News out of the medical world is making a certain group of pharmaceutical companies among the most promising drug stocks to buy now.
The American Heart Association and the American College of Cardiology on Tuesday released new guidelines for the way doctors treat high cholesterol. Industry experts at the highly respected Cleveland Clinic say the new guidelines could double the number of people on medications to lower their cholesterol.
The biggest change calls for a focus on risk factors rather than just cholesterol levels. The updated recommendations encourage doctors to consider age, weight, blood pressure, and things like whether a patient smokes or has diabetes.
"We really focus on those most likely to benefit," Dr. Neil Stone of Northwestern University, chair of the committee that wrote the new guidelines, said in a statement. "We were not concerned with treating more or less people. We were concerned with treating the people who would benefit the most."
About one-quarter of Americans over 45 now take statins, cholesterol-lowering drugs, a number set to grow. The new recommendations mean an estimated 33 million Americans who don't have cardiovascular diseases, but have a 7.5% or higher risk for heart attack or stroke over the next decade, are likely to receive a prescription for statins.
The aim is to reduce the number of people at risk for cardiovascular-related disease and death. Heart disease is the No. 1 killer of men and women in the United States. One in four deaths, or roughly 600,000 annually in the United States, is attributed to heart disease, according to the Centers for Disease Control and Prevention.
Additionally, some 700,000 Americans suffer heart attacks every year and another 130,000 die from stroke. Costs associated with coronary heart disease in the United States-from healthcare costs to lost productivity-exceed $100 billion.
Statin drugs are already a profitable niche of the drug market.
They're prescribed to about 15% of U.S. adults. Costs range from roughly $12 a month for the least expensive generic versions to $200 a month for the priciest name brand, data from Consumer Reports shows.
Over the last five years, statin prescriptions in the United States have grown nearly 20% to 264 million a year. Total global sales of cholesterol-treating medicines, including statins, were $35 billion last year, according to IMS Health. Statin sales amounted to $29 billion worldwide and $10 billion in the United States.
Launched in early 1997, Pfizer Inc.'s (NYSE: PFE) Lipitor (nicknamed turbo-statin) became the best-selling satin drug just three years after its debut. Even more impressive, it went on to become the best-selling drug in the history of pharmaceuticals.
Despite losing patent protection and a growing generic market, Lipitor (which lost patent protection in late 2011), together with Merck's Zocor (whose patent expired in 2006), still accounts for 57% of the 264 million cholesterol prescription pot.
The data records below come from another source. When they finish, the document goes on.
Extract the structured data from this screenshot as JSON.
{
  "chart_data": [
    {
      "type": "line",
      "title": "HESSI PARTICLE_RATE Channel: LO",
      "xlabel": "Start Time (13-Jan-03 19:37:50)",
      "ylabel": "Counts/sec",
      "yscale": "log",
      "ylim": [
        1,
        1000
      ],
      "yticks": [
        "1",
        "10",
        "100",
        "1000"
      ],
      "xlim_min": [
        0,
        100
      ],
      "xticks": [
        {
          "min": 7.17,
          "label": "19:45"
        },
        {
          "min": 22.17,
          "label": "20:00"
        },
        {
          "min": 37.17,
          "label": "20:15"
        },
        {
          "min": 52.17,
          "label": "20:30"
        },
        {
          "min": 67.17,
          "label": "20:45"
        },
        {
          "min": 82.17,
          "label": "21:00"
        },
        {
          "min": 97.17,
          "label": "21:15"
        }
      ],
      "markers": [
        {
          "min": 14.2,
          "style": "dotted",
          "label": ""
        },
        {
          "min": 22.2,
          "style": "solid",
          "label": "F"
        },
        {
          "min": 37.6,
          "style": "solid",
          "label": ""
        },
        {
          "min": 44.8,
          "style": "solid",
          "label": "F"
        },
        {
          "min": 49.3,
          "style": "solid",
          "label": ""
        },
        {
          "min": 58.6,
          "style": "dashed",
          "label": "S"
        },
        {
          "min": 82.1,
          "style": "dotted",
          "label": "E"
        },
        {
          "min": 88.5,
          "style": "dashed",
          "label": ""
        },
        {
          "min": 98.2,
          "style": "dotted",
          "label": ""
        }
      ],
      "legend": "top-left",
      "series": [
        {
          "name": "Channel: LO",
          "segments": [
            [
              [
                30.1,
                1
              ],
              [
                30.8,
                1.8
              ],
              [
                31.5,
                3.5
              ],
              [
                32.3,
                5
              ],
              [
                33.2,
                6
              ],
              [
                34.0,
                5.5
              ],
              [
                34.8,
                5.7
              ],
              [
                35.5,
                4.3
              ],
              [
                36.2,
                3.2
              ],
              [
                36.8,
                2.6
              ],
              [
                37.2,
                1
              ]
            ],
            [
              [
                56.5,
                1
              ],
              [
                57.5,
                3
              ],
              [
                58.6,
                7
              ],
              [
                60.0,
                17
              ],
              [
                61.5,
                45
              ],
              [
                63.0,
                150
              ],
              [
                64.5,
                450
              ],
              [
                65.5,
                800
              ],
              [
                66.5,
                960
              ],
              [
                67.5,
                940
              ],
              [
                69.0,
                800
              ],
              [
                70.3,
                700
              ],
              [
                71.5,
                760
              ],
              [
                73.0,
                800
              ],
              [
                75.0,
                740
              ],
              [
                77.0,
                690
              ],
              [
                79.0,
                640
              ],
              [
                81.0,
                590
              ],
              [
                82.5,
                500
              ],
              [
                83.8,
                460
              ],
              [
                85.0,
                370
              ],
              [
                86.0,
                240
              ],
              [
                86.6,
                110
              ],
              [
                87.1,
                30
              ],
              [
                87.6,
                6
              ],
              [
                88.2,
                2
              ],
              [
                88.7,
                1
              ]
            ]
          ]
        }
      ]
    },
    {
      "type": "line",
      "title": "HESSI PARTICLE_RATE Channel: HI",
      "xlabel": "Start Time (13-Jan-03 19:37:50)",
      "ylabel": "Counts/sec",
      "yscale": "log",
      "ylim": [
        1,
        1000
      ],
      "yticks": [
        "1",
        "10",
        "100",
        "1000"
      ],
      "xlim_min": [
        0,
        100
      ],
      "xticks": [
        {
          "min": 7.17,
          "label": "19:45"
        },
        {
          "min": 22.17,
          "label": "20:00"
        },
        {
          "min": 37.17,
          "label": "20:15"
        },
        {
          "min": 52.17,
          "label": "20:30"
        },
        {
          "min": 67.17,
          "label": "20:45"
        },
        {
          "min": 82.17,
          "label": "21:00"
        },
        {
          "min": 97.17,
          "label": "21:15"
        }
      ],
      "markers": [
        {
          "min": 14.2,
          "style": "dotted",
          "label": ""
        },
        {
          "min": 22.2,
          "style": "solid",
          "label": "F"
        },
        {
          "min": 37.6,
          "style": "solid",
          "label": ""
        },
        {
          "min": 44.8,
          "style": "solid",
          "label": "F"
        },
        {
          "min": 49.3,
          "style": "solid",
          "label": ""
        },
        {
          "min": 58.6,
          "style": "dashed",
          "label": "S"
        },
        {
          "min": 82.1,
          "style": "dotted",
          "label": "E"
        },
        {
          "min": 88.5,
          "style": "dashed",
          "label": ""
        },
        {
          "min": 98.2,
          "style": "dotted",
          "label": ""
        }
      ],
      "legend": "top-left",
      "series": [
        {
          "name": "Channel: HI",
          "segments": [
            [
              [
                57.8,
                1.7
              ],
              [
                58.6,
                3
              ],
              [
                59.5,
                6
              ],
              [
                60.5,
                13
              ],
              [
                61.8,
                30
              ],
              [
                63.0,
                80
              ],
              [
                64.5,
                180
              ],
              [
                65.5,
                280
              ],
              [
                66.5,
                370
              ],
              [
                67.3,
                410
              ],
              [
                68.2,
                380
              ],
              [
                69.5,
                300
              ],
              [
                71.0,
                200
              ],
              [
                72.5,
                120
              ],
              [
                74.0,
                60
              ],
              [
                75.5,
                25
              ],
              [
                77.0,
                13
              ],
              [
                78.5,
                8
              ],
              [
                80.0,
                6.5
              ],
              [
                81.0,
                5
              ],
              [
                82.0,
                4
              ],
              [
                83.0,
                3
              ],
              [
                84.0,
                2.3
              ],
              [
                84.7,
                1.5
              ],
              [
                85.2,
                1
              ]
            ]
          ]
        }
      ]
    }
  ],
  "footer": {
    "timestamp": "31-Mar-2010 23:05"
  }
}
As additional patents expire, the generic share of the global statin market is projected to soar to 34% by 2018, up from 11% in 2011, GBI Research reports.
Besides Pfizer, AstraZeneca PLX (NYSE: AZN) is another Big Pharma raking in gains from the statin market. Its cholesterol-lowering drug CRESTOR was the most prescribed drug in the United States over the last 12 months, according to a new report from IMS Health. New prescriptions and refills of the drug totaled 23.7 million.
The patent on CRESTOR doesn't expire until 2016, so the new guidelines will benefit AZN. CRESTOR has received regulatory approval in more than 100 countries and is backed by clinical research that spans 13 years, including more than 120 ongoing or complete clinical trials that include more than 67,000 patients worldwide.
But the biggest winners will be makers of lower-priced generics. Those include Mylan Labs (Nasdaq: MYL) and Teva Pharmaceuticals Indus Ltd (NYSE: TEVA).